PDC 2009 Day 3: Power Tools for Debugging
The last session at the PDC that I’m attending is about incubation tools for debugging, from Microsoft Research. Debugging is hard and the process of finding the root cause is manual and therefore tedious and long.
The formal debugging process – ask an expert, check the bug database, check the version history, reproduce the bug, trace in a debugger. [Some existing tools that help along the way are Visual Studio Test Impact analysis, Visual Studio Test Elements and Visual Studio Intellitrace (new in Visual Studio 2010).]
Can we automatically debug the code and find the root cause?
- Holmes – a statistical debugging tool that uses large test suites to diagnose failures. (available for download right now and integrates with Visual Studio)
- Darwin – a tool for debugging regressions using a stable version to diagnose failures.

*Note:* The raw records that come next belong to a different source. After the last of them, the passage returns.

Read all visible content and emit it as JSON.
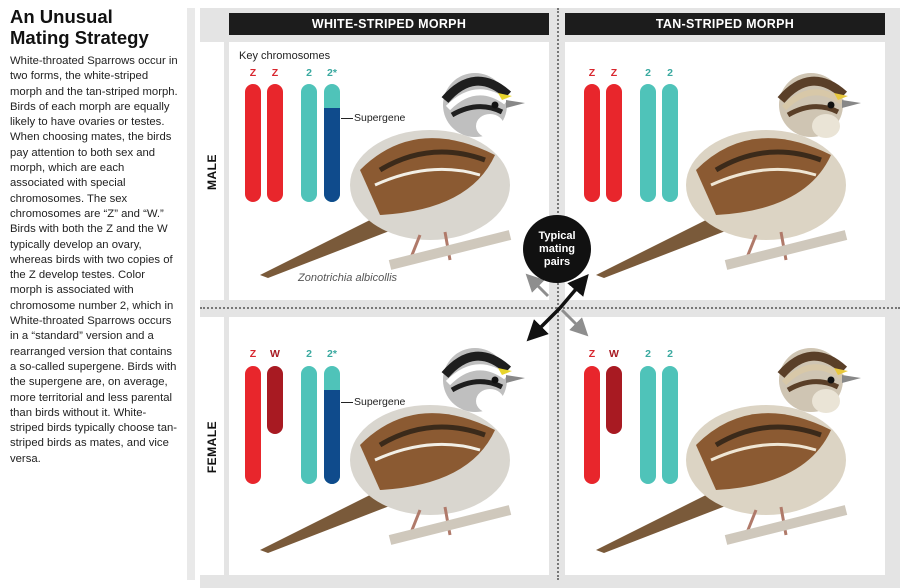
{
  "title_line1": "An Unusual",
  "title_line2": "Mating Strategy",
  "body": "White-throated Sparrows occur in two forms, the white-striped morph and the tan-striped morph. Birds of each morph are equally likely to have ovaries or testes. When choosing mates, the birds pay attention to both sex and morph, which are each associated with special chromosomes. The sex chromosomes are “Z” and “W.” Birds with both the Z and the W typically develop an ovary, whereas birds with two copies of the Z develop testes. Color morph is associated with chromosome number 2, which in White-throated Sparrows occurs in a “standard” version and a rearranged version that contains a so-called supergene. Birds with the supergene are, on average, more territorial and less parental than birds without it. White-striped birds typically choose tan-striped birds as mates, and vice versa.",
  "columns": [
    "WHITE-STRIPED MORPH",
    "TAN-STRIPED MORPH"
  ],
  "rows": [
    "MALE",
    "FEMALE"
  ],
  "key_label": "Key chromosomes",
  "supergene_label": "Supergene",
  "species_name": "Zonotrichia albicollis",
  "circle_label": [
    "Typical",
    "mating",
    "pairs"
  ],
  "panels": {
    "male_white": [
      "Z",
      "Z",
      "2",
      "2*"
    ],
    "male_tan": [
      "Z",
      "Z",
      "2",
      "2"
    ],
    "female_white": [
      "Z",
      "W",
      "2",
      "2*"
    ],
    "female_tan": [
      "Z",
      "W",
      "2",
      "2"
    ]
  },
  "colors": {
    "z_red": "#e8262c",
    "w_dark_red": "#a81a22",
    "chr2_teal": "#4fc3b9",
    "supergene_blue": "#0f4b8c",
    "label_red": "#d8262e",
    "label_teal": "#3aa9a0"
  }
}
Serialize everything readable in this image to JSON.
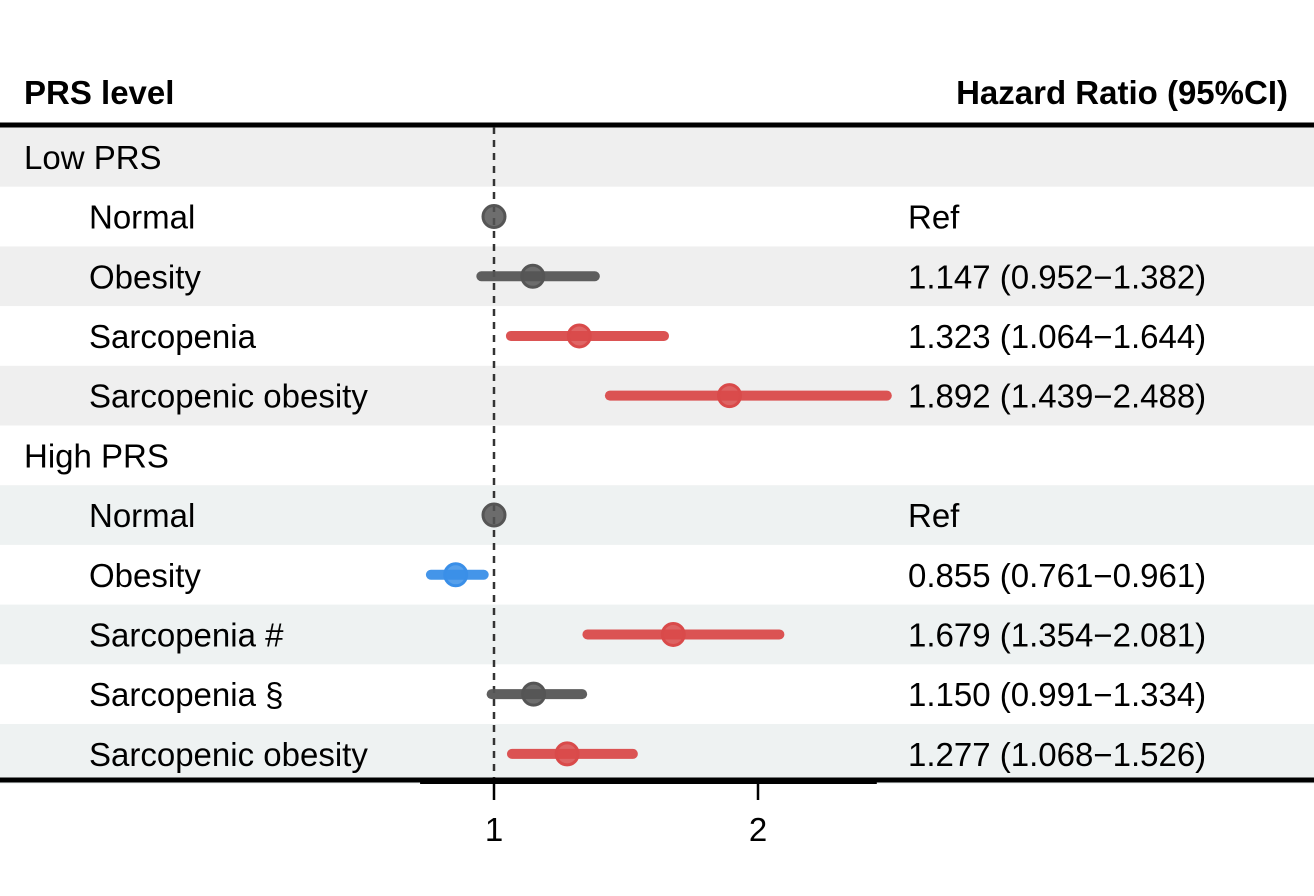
{
  "chart_data": {
    "type": "forest",
    "headers": {
      "left": "PRS level",
      "right": "Hazard Ratio (95%CI)"
    },
    "reference_line": 1,
    "xlim": [
      0.72,
      2.45
    ],
    "xticks": [
      1,
      2
    ],
    "colors": {
      "neutral": "#555555",
      "risk": "#d94a4a",
      "protective": "#3a8fe8",
      "shade": "#efefef",
      "shade_alt": "#eef2f2"
    },
    "groups": [
      {
        "label": "Low PRS",
        "rows": [
          {
            "label": "Normal",
            "hr": 1.0,
            "lower": 1.0,
            "upper": 1.0,
            "text": "Ref",
            "color": "neutral"
          },
          {
            "label": "Obesity",
            "hr": 1.147,
            "lower": 0.952,
            "upper": 1.382,
            "text": "1.147 (0.952−1.382)",
            "color": "neutral"
          },
          {
            "label": "Sarcopenia",
            "hr": 1.323,
            "lower": 1.064,
            "upper": 1.644,
            "text": "1.323 (1.064−1.644)",
            "color": "risk"
          },
          {
            "label": "Sarcopenic obesity",
            "hr": 1.892,
            "lower": 1.439,
            "upper": 2.488,
            "text": "1.892 (1.439−2.488)",
            "color": "risk"
          }
        ]
      },
      {
        "label": "High PRS",
        "rows": [
          {
            "label": "Normal",
            "hr": 1.0,
            "lower": 1.0,
            "upper": 1.0,
            "text": "Ref",
            "color": "neutral"
          },
          {
            "label": "Obesity",
            "hr": 0.855,
            "lower": 0.761,
            "upper": 0.961,
            "text": "0.855 (0.761−0.961)",
            "color": "protective"
          },
          {
            "label": "Sarcopenia #",
            "hr": 1.679,
            "lower": 1.354,
            "upper": 2.081,
            "text": "1.679 (1.354−2.081)",
            "color": "risk"
          },
          {
            "label": "Sarcopenia §",
            "hr": 1.15,
            "lower": 0.991,
            "upper": 1.334,
            "text": "1.150 (0.991−1.334)",
            "color": "neutral"
          },
          {
            "label": "Sarcopenic obesity",
            "hr": 1.277,
            "lower": 1.068,
            "upper": 1.526,
            "text": "1.277 (1.068−1.526)",
            "color": "risk"
          }
        ]
      }
    ]
  }
}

- Debug Advisor – a recommendation system for bugs that mines software repositories for information related to a bug.
Holmes
Can we use test suites to help the cause of the failures and not just the failures themselves? Statistical debugging is about collecting instrumented data (all acyclic path fragments within a method) from a large set of successful and failing test cases. Next, Holmes tries to look for code paths that strongly correlate with failure. (Looks for code paths that when exercised, almost always cause tests to fail, and when not exercised, almost always cause tests to pass.)
Holmes collects path coverage information (could also collect Intellitrace information), and once it’s available Holmes comes up with a set of potential root causes.
After injecting a bug, the presenter ran a suite of unit tests and saw some test failures. The actual test failures don’t contain sufficient information for full diagnostics. Next, you load the Holmes package for Visual Studio, select the failing test run and Holmes provides two possible root causes. Double-clicking on one of the results brings you to the actual code with the highlighted code path.
Holmes also supports the external Visual Studio Test Manager so that the developer can open a test run from a TFS server later as long as the Holmes coverage data was collected during the test run.
Because of path coverage (instead of full coverage) the extra overhead introduced by Holmes is about 10% – 30%. As for the statistical analysis, it completes quite quickly. The analysis involves measuring correlation between paths and test failures, but it’s not just a simple correlation – if a path correlates with failure it doesn’t necessarily imply that it causes failure (e.g. exception handling, error recovery etc. are associated with failures but don’t cause it). The smarter analysis idea used in Holmes is that you’re looking for paths that correlate with failure, but only inside methods/loops/try-catch statements that do not correlate with failure. This is a very effective heuristic in practice.
Holmes relies on many test cases – if you have lots of test cases, Holmes can help with a good correlation; but for a small number of tests, there’s hardly anything that can be done with the output of a test run. The presenter’s recommendation is about 100 tests with approximately 10-20 failing test cases.
Darwin
Darwin is useful when you have a stable, working build of your applications and then a change is made and introduces a regression. Manual debugging would involve comparing the old version with the new version… (This is tedious for large changes and doesn’t work with regressions present in the previous version but unmasked in this one.)
Comparing test cases is another approach – comparing a trace of the failing test case with a similar, passing test case. Armed with this information, you can look for the place where the test cases diverge. This is the cause of the bug. The problem is that coming up with a passing test is not easy, and that’s the problem Darwin tries to solve.
Darwin defines similarity between test cases and is capable of generating similar, passing tests given a failing test case. To do that, Darwin uses the previous (stable) version of the application. Tests are similar if for the passing test case they follow the same code path but for the failing case they follow different paths.
Finding similar tests is a constraint solving problem, and techniques similar to Pex can be used to solve it. The tool is currently in prototype but it has already been used to detect a bug in a web server as well as an image processing application.
Debug Advisor
Debug Advisor is a recommendation system for bugs. When a bug report is received, Debug Advisor helps answering the questions: Has someone else looked at this bug before or fixed beforeit ? What do we know about this category of bugs? Who should I ask for help? Where should I start looking?
What you do with the tool is take all the information you know about the bug (in text form) and put it in a big search box. Debug Advisor shows you similar bugs, as well as lots of related information about the bug – people related to it (e.g. working on the same part of the project or encountered a similar bug before), source files that might be related to this bug, as well as a list relevant binaries.